Illustration of the impact of a moderate Cluster Sensitivity used with OPTICS and the corresponding clusters

Choosing a very low Cluster Sensitivity will result in only the Large peaks being used, resulting in the lowest number of clusters detected.

Illustration of low cluster sensitivity

Illustration of the impact of a low Cluster Sensitivity parameter used with OPTICS and the corresponding clusters

Multi-scale (OPTICS) offers the most flexibility in fine-tuning the clusters that are detected, though it is also the slowest of the three clustering methods.

Results

This tool produces an output feature class with a new integer field CLUSTER_ID showing you which cluster each feature is a member of.
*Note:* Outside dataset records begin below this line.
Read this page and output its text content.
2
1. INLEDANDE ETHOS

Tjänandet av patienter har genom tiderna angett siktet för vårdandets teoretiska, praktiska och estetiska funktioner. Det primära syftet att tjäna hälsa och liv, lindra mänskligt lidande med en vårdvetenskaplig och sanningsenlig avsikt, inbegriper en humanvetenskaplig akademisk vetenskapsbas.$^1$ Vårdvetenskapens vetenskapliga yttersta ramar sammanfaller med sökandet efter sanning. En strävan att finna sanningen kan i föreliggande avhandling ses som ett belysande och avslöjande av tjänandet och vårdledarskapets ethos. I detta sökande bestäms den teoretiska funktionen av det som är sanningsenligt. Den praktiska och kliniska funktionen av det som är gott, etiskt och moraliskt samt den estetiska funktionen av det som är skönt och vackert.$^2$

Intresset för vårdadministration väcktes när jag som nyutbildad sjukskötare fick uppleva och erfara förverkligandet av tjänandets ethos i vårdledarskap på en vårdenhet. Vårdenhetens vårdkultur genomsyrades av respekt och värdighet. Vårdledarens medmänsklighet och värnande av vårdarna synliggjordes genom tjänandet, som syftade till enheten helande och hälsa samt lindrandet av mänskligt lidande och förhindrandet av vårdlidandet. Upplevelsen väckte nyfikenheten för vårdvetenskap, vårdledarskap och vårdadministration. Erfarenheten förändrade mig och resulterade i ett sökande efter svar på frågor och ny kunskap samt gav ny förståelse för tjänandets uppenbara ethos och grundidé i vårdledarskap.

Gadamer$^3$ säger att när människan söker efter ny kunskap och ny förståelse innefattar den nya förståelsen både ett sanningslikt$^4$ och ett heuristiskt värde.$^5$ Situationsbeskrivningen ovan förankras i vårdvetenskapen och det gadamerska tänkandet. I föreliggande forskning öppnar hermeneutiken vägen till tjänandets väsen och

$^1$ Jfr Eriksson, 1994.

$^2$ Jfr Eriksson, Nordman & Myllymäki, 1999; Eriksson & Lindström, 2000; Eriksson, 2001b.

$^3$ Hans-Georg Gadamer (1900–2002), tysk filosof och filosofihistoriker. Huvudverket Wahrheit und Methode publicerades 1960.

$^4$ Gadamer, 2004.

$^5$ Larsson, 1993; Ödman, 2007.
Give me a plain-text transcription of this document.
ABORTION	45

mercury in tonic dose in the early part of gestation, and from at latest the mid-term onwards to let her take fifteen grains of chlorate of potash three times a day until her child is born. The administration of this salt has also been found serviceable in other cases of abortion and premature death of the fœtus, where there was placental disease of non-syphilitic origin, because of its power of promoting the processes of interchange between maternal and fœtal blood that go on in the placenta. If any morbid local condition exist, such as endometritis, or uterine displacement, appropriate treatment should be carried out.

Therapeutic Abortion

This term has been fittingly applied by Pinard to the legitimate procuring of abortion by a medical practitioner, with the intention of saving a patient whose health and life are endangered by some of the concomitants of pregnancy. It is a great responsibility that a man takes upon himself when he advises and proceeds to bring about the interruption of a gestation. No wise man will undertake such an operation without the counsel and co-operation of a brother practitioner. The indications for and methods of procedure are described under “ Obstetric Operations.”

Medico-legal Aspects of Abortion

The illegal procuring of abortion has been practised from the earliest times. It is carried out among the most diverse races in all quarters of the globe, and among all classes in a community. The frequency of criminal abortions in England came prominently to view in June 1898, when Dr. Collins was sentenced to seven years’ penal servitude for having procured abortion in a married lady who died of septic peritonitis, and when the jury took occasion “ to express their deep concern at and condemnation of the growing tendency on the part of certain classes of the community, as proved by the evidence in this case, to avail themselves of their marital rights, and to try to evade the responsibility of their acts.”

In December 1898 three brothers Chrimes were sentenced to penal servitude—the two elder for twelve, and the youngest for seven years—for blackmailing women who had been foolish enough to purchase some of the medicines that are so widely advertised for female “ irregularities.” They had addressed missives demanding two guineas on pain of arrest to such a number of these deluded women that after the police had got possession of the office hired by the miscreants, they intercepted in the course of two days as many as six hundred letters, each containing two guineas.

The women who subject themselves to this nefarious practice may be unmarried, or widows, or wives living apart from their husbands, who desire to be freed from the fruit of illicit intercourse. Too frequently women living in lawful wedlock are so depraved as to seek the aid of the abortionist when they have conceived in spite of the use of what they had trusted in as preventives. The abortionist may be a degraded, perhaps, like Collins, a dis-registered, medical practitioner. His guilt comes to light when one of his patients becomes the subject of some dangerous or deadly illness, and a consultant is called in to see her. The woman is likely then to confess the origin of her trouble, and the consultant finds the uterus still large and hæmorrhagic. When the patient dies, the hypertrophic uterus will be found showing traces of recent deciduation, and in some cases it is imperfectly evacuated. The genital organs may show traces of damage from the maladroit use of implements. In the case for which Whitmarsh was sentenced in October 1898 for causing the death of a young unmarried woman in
Default rendering is based on the COLOR_ID field. Multiple clusters will be assigned each color. Colors will be assigned and repeated so that each cluster is visually distinct from its neighboring clusters.

If the Clustering Method chosen was Self-adjusting (HDBSCAN), the output feature class will also contain fields PROB, which is the probability the feature belongs in its assigned group, OUTLIER, designating the feature maybe an outlier within its own cluster (when the value is higher more the feature is more likely to be an outlier) and EXEMPLAR which denotes the features that are the most prototypical or most representative of each cluster.

This tool also creates messages and charts to help you understand the characteristics of the clusters identified. You may access the messages by hovering over the progress bar, clicking on the pop-out button, or expanding the messages section in the Geoprocessing pane. You may also access the messages for a previous run of the Density-based Clustering tool via the Geoprocessing history. The charts created can be accessed by selecting the List By Charts tab List By Charts in the Contents pane.

In addition to the reachability plot that is created when Multi-scale (OPTICS) is chosen, all clustering methods will also create a Bar Chart that shows all unique Cluster IDs. This chart can be used to easily select all of the features that fall within a specified cluster, and to explore the size of each of the clusters.

Additional Resources

For more information about DBSCAN:

  • Ester, M., Kriegel, H. P., Sander, J., & Xu, X. (1996, August). A density-based algorithm for discovering clusters in large spatial databases with noise. In Kdd (Vol. 96, No. 34, pp. 226-231).

For more information about HDBSCAN:

  • Campello, R. J., Moulavi, D., & Sander, J. (2013, April). Density-based clustering based on hierarchical density estimates. In Pacific-Asia Conference on Knowledge Discovery and Data Mining (pp. 160-172). Springer, Berlin, Heidelberg.

For more information about OPTICS:

  • Ankerst, M., Breunig, M. M., Kriegel, H. P., & Sander, J. (1999, June). OPTICS: ordering points to identify the clustering structure. In ACM Sigmod record (Vol. 28, No. 2, pp. 49-60). ACM.